Жена опять не соглашалась:

— Ничего ты не понимаешь! Давно бы уже нас угробили, да на тыл не надеются! Понял? Поэтому-то и пускают аэропланы без знаков — ждут, что свой народ на это скажет! Заволнуются рабочие — подождут посылать аэропланы и скажут: это не наши аппараты, а смолчат — заставят самолеты бомбы кидать! Вот увидишь — так и будет!

— Черт его знает — никто такой войны не ожидал! — вздохнул Отчев. Конечно, за каким дьяволом им выпускать армию — того и гляди большевикам сдастся — у них техника богатая! А при хорошей технике народу много не надо — офицеров хватит…

Через неделю Отчев узнал из газет, что в Англии спешно уничтожается безработица — пускаются даже старинные невыгодные предприятия и учрежден особый Королевский фонд для выдачи пособий. Рабочих же, догадавшихся о смысле такого подкупа и бунтовавших на демонстрациях, высылали из страны по новому закону в одни сутки. Профсоюзы одновременно исключали таких рабочих из состава своих членов. Поэтому революционеры выбрасывались тысячами на голодный воздух.

Жена вечером тоже прочитала это сообщение и посерела лицом.

— Теперь война будет обязательно — они не боятся народа и подкупили его!

— Вот тебе раз! — огорченно сказал Отчев. — Тогда расставаться нам придется — ведь ты на фронт сразу уйдешь?

— Да, Никанор, — подтвердила жена. — Перетерпим как-нибудь — скорей конец всему будет — тогда заживем! И так они нас томили долго: теперь по-честному вдаримся насмерть!

Из газет, однако, выходило, что революция в Европе уже началась. Безымянным аэропланам над Советским Союзом европейский пролетариат дал имя и сообразил, что это имя можно зачеркнуть только крупными буквами революции. Но пролетариат тоже раскололся — часть его срослась с буржуазией, зато другая живая половина сразу почувствовала мускулатуру в теле и голову на плечах.

Отчев усердно расспрашивал жену, что говорят ее товарищи из партии.

— Надо разгромить буржуазию — вот что говорят! — сообщала жена. — Пора кончать играть в жмурки!

В этот же вечер Отчев читал вслух жене интересную книгу — о том, как пойдет жизнь на Земле, если капитализм останется навсегда. В книге говорилось, что техника стала настолько грозной силой, что только человечное социалистическое общество может безопасно владеть ею: для капитализма же такая техника неминуемо станет средством казни угнетенных людей, а впоследствии — орудием самоубийства.
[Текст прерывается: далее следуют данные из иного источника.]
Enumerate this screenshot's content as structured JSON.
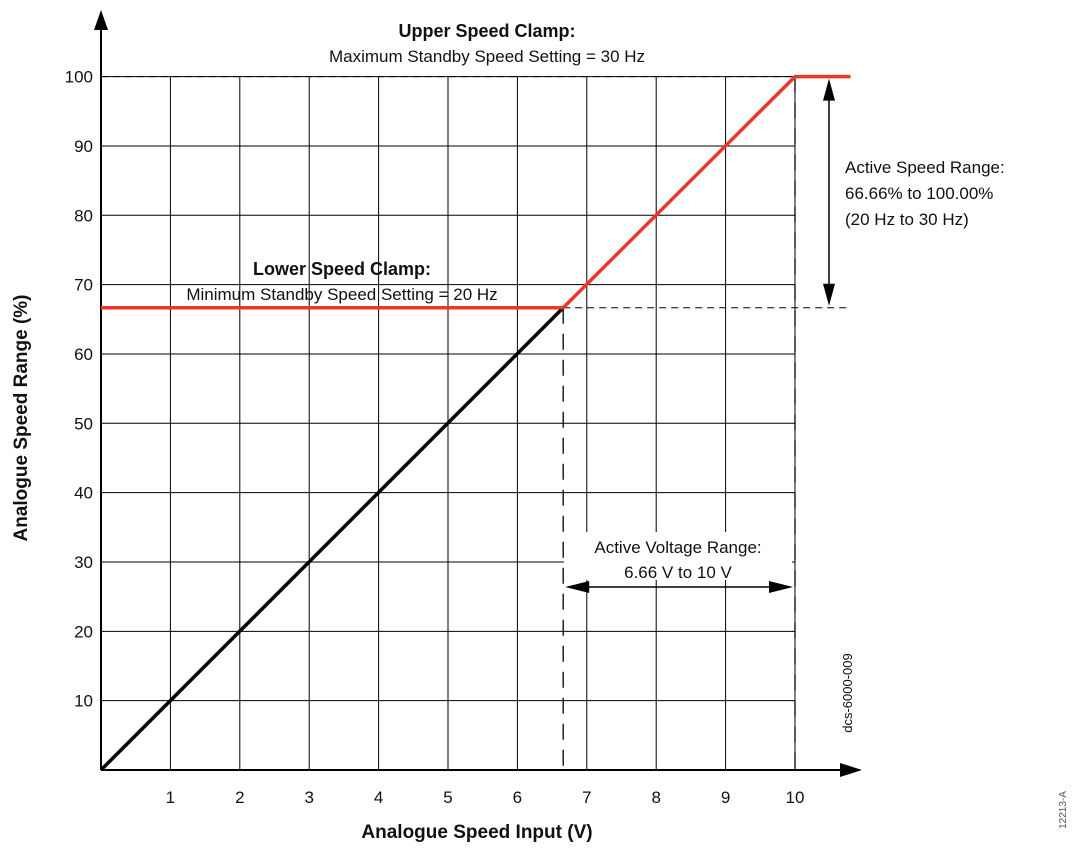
{
  "chart_data": {
    "type": "line",
    "xlabel": "Analogue Speed Input (V)",
    "ylabel": "Analogue Speed Range (%)",
    "xlim": [
      0,
      10.8
    ],
    "ylim": [
      0,
      107
    ],
    "x_ticks": [
      1,
      2,
      3,
      4,
      5,
      6,
      7,
      8,
      9,
      10
    ],
    "y_ticks": [
      10,
      20,
      30,
      40,
      50,
      60,
      70,
      80,
      90,
      100
    ],
    "grid": true,
    "series": [
      {
        "name": "",
        "color": "#000000",
        "points": [
          [
            0,
            0
          ],
          [
            6.66,
            66.66
          ]
        ]
      },
      {
        "name": "",
        "color": "#e8382a",
        "points": [
          [
            0,
            66.66
          ],
          [
            6.66,
            66.66
          ],
          [
            10,
            100
          ],
          [
            10.8,
            100
          ]
        ]
      }
    ],
    "annotations": {
      "upper_clamp_title": "Upper Speed Clamp:",
      "upper_clamp_text": "Maximum Standby Speed Setting = 30 Hz",
      "lower_clamp_title": "Lower Speed Clamp:",
      "lower_clamp_text": "Minimum Standby Speed Setting = 20 Hz",
      "active_speed_line1": "Active Speed Range:",
      "active_speed_line2": "66.66% to 100.00%",
      "active_speed_line3": "(20 Hz to 30 Hz)",
      "active_voltage_line1": "Active Voltage Range:",
      "active_voltage_line2": "6.66 V to 10 V"
    },
    "figure_id": "dcs-6000-009",
    "side_id": "12213-A"
  }
}
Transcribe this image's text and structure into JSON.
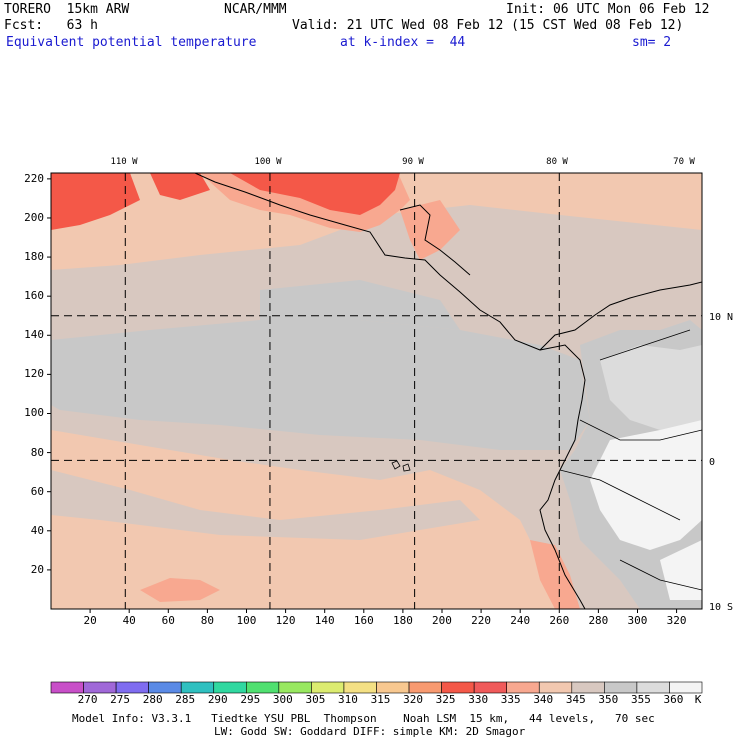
{
  "header": {
    "model_line": "TORERO  15km ARW",
    "org": "NCAR/MMM",
    "init": "Init: 06 UTC Mon 06 Feb 12",
    "fcst": "Fcst:   63 h",
    "valid": "Valid: 21 UTC Wed 08 Feb 12 (15 CST Wed 08 Feb 12)",
    "field": "Equivalent potential temperature",
    "kindex": "at k-index =  44",
    "smoothing": "sm= 2"
  },
  "map": {
    "top_lon_labels": [
      "110 W",
      "100 W",
      "90 W",
      "80 W",
      "70 W"
    ],
    "right_lat_labels": [
      "10 N",
      "0",
      "10 S"
    ],
    "y_ticks": [
      20,
      40,
      60,
      80,
      100,
      120,
      140,
      160,
      180,
      200,
      220
    ],
    "x_ticks": [
      20,
      40,
      60,
      80,
      100,
      120,
      140,
      160,
      180,
      200,
      220,
      240,
      260,
      280,
      300,
      320
    ],
    "grid_lon_x": [
      38,
      112,
      186,
      260
    ],
    "grid_lat_y": [
      150,
      76
    ]
  },
  "colorbar": {
    "unit": "K",
    "labels": [
      "270",
      "275",
      "280",
      "285",
      "290",
      "295",
      "300",
      "305",
      "310",
      "315",
      "320",
      "325",
      "330",
      "335",
      "340",
      "345",
      "350",
      "355",
      "360"
    ],
    "colors": [
      "#c84fc8",
      "#a068d8",
      "#7f6cf0",
      "#5a8ae6",
      "#2fc0c0",
      "#30d8a0",
      "#50e070",
      "#98e860",
      "#dcec70",
      "#f4e084",
      "#f8c890",
      "#f89a70",
      "#f45848",
      "#f05a5a",
      "#f8a890",
      "#f2c8b0",
      "#d8c8c0",
      "#c8c8c8",
      "#dcdcdc",
      "#f4f4f4"
    ]
  },
  "footer": {
    "line1": "Model Info: V3.3.1   Tiedtke YSU PBL  Thompson    Noah LSM  15 km,   44 levels,   70 sec",
    "line2": "LW: Godd SW: Goddard DIFF: simple KM: 2D Smagor"
  }
}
Отчев перестал читать, потому что в ночном окне засияло северное сияние.

7

Утром «Правда» писала:

«Сегодня ночью над Москвой появились два аэроплана. Сброшенные ими бомбы дали сильные атмосферные разряды электричества. В результате зелень в столице и окрестностях завяла. Очевидно, электрические бомбы были рассчитаны на более сильный эффект, но его почему-то не получилось. Действие бомб вызвало свечение атмосферы, похожее на северное сияние. Принятыми мерами один из самолетов противника удалось повредить и снизить. Летчик и наблюдатель застрелились. Никаких документов при них не оказалось. Самолет имел оригинальную конструкцию, не позволяющую его отнести к типам, действующим в иностранных армиях. Ведется специальное исследование аппарата противника, чтобы точно установить его происхождение. Но каков бы ни был результат этих изысканий, сомнений в имени нашего противника нет, и имя это известно всем. Запаса электрических бомб на самолете не обнаружено».
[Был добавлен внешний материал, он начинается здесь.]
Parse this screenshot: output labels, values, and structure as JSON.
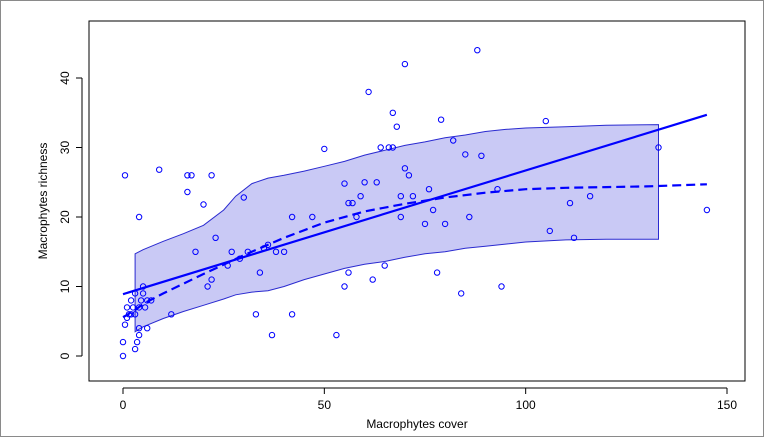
{
  "chart_data": {
    "type": "scatter",
    "title": "",
    "xlabel": "Macrophytes cover",
    "ylabel": "Macrophytes richness",
    "xlim": [
      0,
      150
    ],
    "ylim": [
      0,
      45
    ],
    "x_ticks": [
      0,
      50,
      100,
      150
    ],
    "y_ticks": [
      0,
      10,
      20,
      30,
      40
    ],
    "grid": false,
    "legend": "none",
    "colors": {
      "points": "#0000ff",
      "fit_line": "#0000ff",
      "band_fill": "#c9c9f5",
      "band_edge": "#2a2ad0"
    },
    "points": [
      [
        0,
        0
      ],
      [
        0,
        2
      ],
      [
        0.5,
        4.5
      ],
      [
        1,
        5.5
      ],
      [
        1,
        7
      ],
      [
        1.5,
        6
      ],
      [
        2,
        6
      ],
      [
        2,
        8
      ],
      [
        2.5,
        7
      ],
      [
        3,
        6
      ],
      [
        3,
        1
      ],
      [
        3.5,
        2
      ],
      [
        4,
        4
      ],
      [
        4,
        7
      ],
      [
        4.5,
        8
      ],
      [
        5,
        9
      ],
      [
        5,
        10
      ],
      [
        5.5,
        7
      ],
      [
        6,
        8
      ],
      [
        6,
        4
      ],
      [
        7,
        8
      ],
      [
        4,
        3
      ],
      [
        3,
        9
      ],
      [
        0.5,
        26
      ],
      [
        4,
        20
      ],
      [
        9,
        26.8
      ],
      [
        12,
        6
      ],
      [
        16,
        23.6
      ],
      [
        16,
        26
      ],
      [
        17,
        26
      ],
      [
        18,
        15
      ],
      [
        20,
        21.8
      ],
      [
        21,
        10
      ],
      [
        22,
        26
      ],
      [
        22,
        11
      ],
      [
        23,
        17
      ],
      [
        26,
        13
      ],
      [
        27,
        15
      ],
      [
        29,
        14
      ],
      [
        30,
        22.8
      ],
      [
        31,
        15
      ],
      [
        33,
        6
      ],
      [
        34,
        12
      ],
      [
        35,
        15.5
      ],
      [
        36,
        16
      ],
      [
        37,
        3
      ],
      [
        38,
        15
      ],
      [
        40,
        15
      ],
      [
        42,
        6
      ],
      [
        42,
        20
      ],
      [
        47,
        20
      ],
      [
        50,
        29.8
      ],
      [
        53,
        3
      ],
      [
        55,
        10
      ],
      [
        55,
        24.8
      ],
      [
        56,
        22
      ],
      [
        56,
        12
      ],
      [
        57,
        22
      ],
      [
        58,
        20
      ],
      [
        59,
        23
      ],
      [
        60,
        25
      ],
      [
        61,
        38
      ],
      [
        62,
        11
      ],
      [
        63,
        25
      ],
      [
        64,
        30
      ],
      [
        65,
        13
      ],
      [
        66,
        30
      ],
      [
        67,
        35
      ],
      [
        67,
        30
      ],
      [
        68,
        33
      ],
      [
        69,
        20
      ],
      [
        69,
        23
      ],
      [
        70,
        27
      ],
      [
        70,
        42
      ],
      [
        71,
        26
      ],
      [
        72,
        23
      ],
      [
        75,
        19
      ],
      [
        76,
        24
      ],
      [
        77,
        21
      ],
      [
        78,
        12
      ],
      [
        79,
        34
      ],
      [
        80,
        19
      ],
      [
        82,
        31
      ],
      [
        84,
        9
      ],
      [
        85,
        29
      ],
      [
        86,
        20
      ],
      [
        88,
        44
      ],
      [
        89,
        28.8
      ],
      [
        93,
        24
      ],
      [
        94,
        10
      ],
      [
        105,
        33.8
      ],
      [
        106,
        18
      ],
      [
        111,
        22
      ],
      [
        112,
        17
      ],
      [
        116,
        23
      ],
      [
        133,
        30
      ],
      [
        145,
        21
      ]
    ],
    "linear_fit": {
      "x": [
        0,
        145
      ],
      "y": [
        8.9,
        34.7
      ]
    },
    "smooth_fit": {
      "x": [
        0,
        1,
        2,
        3,
        5,
        10,
        20,
        30,
        40,
        50,
        60,
        70,
        80,
        90,
        100,
        110,
        120,
        130,
        145
      ],
      "y": [
        5.6,
        5.9,
        6.3,
        6.6,
        7.5,
        9.0,
        11.8,
        14.5,
        17.0,
        19.2,
        20.8,
        21.9,
        22.8,
        23.5,
        24.0,
        24.2,
        24.3,
        24.4,
        24.7
      ]
    },
    "confidence_band": {
      "x": [
        3,
        5,
        10,
        15,
        20,
        25,
        28,
        32,
        36,
        40,
        45,
        50,
        55,
        60,
        65,
        70,
        75,
        80,
        85,
        90,
        95,
        100,
        110,
        120,
        133
      ],
      "upper": [
        14.7,
        15.3,
        16.5,
        17.6,
        18.8,
        21.0,
        23.0,
        24.8,
        25.6,
        26.0,
        26.6,
        27.3,
        28.0,
        28.9,
        29.6,
        30.3,
        30.8,
        31.4,
        31.8,
        32.3,
        32.6,
        32.8,
        33.0,
        33.2,
        33.3
      ],
      "lower": [
        3.5,
        4.2,
        5.4,
        6.4,
        7.3,
        8.2,
        8.8,
        9.2,
        9.4,
        10.0,
        11.0,
        11.8,
        12.6,
        13.2,
        13.6,
        14.2,
        14.7,
        15.0,
        15.5,
        15.8,
        16.1,
        16.4,
        16.7,
        16.8,
        16.8
      ]
    }
  }
}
В тот же день прилетела новая эскадрилья самолетов. Москва их ждала и встретила огнем зенитных батарей и сотней советских аэропланов. Над самым Кремлем загудела пропеллерная вьюга и засверкал огонь пулеметов. Обладая высотными моторами, самолеты врага забрали почти недостижимую для прицела с земли высоту, все время уклоняясь принять атаку советских самолетов.

В два часа Москва объялась облаком тяжелого газа: вражеские самолеты в первый раз бросили газовые бомбы. Людям показалось, что даже кости в них загорелись — и всякий, вдохнувший в себя газ, лег на землю в предсмертном забвении. Более заботливые забились в подвалы, надели противогазы и кое-как терпели, но видели, что даже воздух снедается горящим чадом.

Сквозь тьму наползающего газового потопа глухо били зенитные батареи, защищая столицу от новых воздушных эскадрилий противника.

8

Маматов сообщил Серденко, что электрические снаряды Файта осрамились: они хорошо светят и плохо травят, а надо из России просто вытравить всех людей — и как можно скорее, потому что Россия переходит от обороны к нападению; люди теперь не ценны: важны естественные богатства и техническое оборудование; первое в России останется, а второго никогда не было.

Не имея времени для полного испытания своего пангаза в лаборатории, Серденко вылетел на боевом самолете в Россию, чтобы испробовать газ непосредственно на живой практике.

Маматов наговорил в военном министерстве чудеса про газ Серденко. Он обещал экстренно истребить страну этим газом — скорее, чем забастуют английские рабочие. Тогда частично можно газ применить и на английской территории. Страх же смерти сильнее классовой солидарности — в этом и есть решение всех революций. Кто владеет оружием страха и смерти — тот владеет историей и событиями.

Доводы Маматова казались убедительными — и с ним соглашались в военном министерстве.

Английские газеты не скрывали, что Россия умеет героически погибать. Все бедные средства ее напряжены, люди организованны и мужественны особенно в больших городах, — и смерть встречается с упорством и без жалобы.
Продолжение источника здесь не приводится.